Le dossier frontalier entre le Gabon et la Guinée équatoriale connaît une nouvelle évolution. La ministre gabonaise des Affaires étrangères, Marie-Édith Tassyla-Ye-Doumbeneny, a reçu, le 24 août au Palais de la Constitution, l’accord d’engagement conjoint conclu entre les deux pays à Addis-Abeba. Transmis par le président de la Cour constitutionnelle, Dieudonné Aba’a Owono, ce document encadre la mise en œuvre de l’arrêt rendu en mai 2025 par la Cour internationale de justice (CIJ) dans le différend relatif notamment aux îles Mbanié, Conga et Cocotiers.
La remise officielle du document marque une nouvelle étape dans le processus engagé entre Libreville et Malabo. L’accord d’engagement conjoint a été signé le 27 juillet 2026 à Addis-Abeba, en marge de la 49e session ordinaire du Conseil exécutif de l’Union africaine.
Il intervient dans le prolongement de la décision rendue le 19 mai 2025 par la Cour internationale de justice, saisie du différend opposant les deux États sur la délimitation de leur frontière terrestre et maritime ainsi que sur la souveraineté des îles Mbanié, Conga et Cocotiers.
L’objectif du nouvel accord est de permettre aux deux parties de travailler progressivement à l’application de la décision judiciaire, en définissant un cadre de concertation sur les modalités pratiques de sa mise en œuvre.
Libreville veut lever toute ambiguïté
Alors que la question des frontières demeure particulièrement sensible, les autorités gabonaises tiennent à clarifier la portée du document signé avec la Guinée équatoriale.
Pour Marie-Édith Tassyla-Ye-Doumbeneny, cet accord ne constitue ni un acte de cession territoriale ni une modification de la décision rendue par la CIJ. La cheffe de la diplomatie gabonaise insiste ainsi sur le fait que le texte vise avant tout à organiser la coopération entre les deux États autour de l’exécution de l’arrêt.
Cette précision intervient dans un contexte où toute évolution du dossier frontalier peut susciter des interrogations au sein de l’opinion publique. Libreville entend donc dissocier clairement le mécanisme de mise en œuvre de l’arrêt de toute éventuelle remise en cause de ses intérêts territoriaux.
L’Union africaine au cœur du processus
La démarche engagée par les deux pays s’inscrit également dans une logique de règlement pacifique des différends promue par l’Union africaine. Le choix d’Addis-Abeba pour la signature de l’accord souligne d’ailleurs l’importance accordée à l’accompagnement continental du processus.
Le cadre retenu doit favoriser le dialogue et permettre aux deux États de traiter les questions techniques liées à l’application de la décision de la CIJ sans remettre en cause les principes du droit international.
Pour le Gabon, cette approche traduit une volonté de privilégier la concertation et d’éviter que le différend frontalier ne devienne une source durable de tensions avec son voisin.
Un processus qui se veut progressif et concerté
La mise en œuvre de l’arrêt de la CIJ devrait donc s’inscrire dans la durée.

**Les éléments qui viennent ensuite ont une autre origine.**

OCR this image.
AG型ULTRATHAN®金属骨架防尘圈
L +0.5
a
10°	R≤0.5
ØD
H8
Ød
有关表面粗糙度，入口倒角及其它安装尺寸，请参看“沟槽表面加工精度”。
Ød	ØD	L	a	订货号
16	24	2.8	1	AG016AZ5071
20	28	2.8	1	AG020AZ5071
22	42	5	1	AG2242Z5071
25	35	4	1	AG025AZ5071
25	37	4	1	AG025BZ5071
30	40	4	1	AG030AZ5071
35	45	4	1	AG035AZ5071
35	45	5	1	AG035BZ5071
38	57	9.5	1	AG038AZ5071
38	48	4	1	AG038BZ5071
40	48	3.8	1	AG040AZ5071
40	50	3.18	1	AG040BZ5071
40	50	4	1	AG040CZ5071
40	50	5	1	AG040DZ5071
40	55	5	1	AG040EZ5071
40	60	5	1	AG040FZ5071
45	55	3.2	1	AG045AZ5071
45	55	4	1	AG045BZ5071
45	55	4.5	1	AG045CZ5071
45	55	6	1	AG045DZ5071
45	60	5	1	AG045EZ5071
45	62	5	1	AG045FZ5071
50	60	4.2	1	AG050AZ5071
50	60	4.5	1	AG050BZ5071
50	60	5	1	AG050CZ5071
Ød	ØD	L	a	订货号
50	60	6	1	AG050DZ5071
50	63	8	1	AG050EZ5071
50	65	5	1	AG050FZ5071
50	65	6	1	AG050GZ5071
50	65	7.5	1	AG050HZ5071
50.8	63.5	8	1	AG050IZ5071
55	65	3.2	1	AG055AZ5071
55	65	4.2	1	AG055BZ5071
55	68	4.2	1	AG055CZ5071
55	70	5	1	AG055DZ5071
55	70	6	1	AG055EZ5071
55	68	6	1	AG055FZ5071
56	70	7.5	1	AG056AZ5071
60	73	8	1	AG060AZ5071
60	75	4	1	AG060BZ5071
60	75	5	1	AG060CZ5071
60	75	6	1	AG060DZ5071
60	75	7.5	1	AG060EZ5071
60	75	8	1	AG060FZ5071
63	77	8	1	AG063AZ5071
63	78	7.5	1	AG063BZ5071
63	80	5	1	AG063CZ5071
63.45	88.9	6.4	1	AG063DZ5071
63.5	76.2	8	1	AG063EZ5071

L’accord d’engagement conjoint fournit une méthode de travail destinée à permettre aux représentants gabonais et équato-guinéens de se concerter sur les différentes étapes du processus.
Cette démarche suppose un dialogue régulier entre les deux parties, notamment sur les aspects techniques et pratiques liés à l’application de la décision judiciaire. Elle doit également permettre de préserver les relations de bon voisinage entre les deux pays.
En recevant officiellement le document, la ministre des Affaires étrangères réaffirme ainsi la position de Libreville : respecter la décision de la justice internationale tout en défendant ses intérêts et en privilégiant le dialogue.
Le Gabon mise sur le règlement pacifique
Au-delà de la dimension strictement juridique, le dossier revêt une portée diplomatique et régionale. Le Gabon et la Guinée équatoriale partagent une frontière et entretiennent des relations qui nécessitent une gestion maîtrisée des questions sensibles.
En s’inscrivant dans le cadre fixé par la CIJ et accompagné par l’Union africaine, Libreville entend faire du dialogue le principal outil de résolution du différend.
La remise de l’accord à la ministre des Affaires étrangères constitue ainsi une étape supplémentaire vers l’application concertée de l’arrêt de la CIJ. Pour les autorités gabonaises, le cap reste inchangé : préserver l’intégrité des intérêts nationaux, respecter le droit international et consolider les relations de bon voisinage avec la Guinée équatoriale.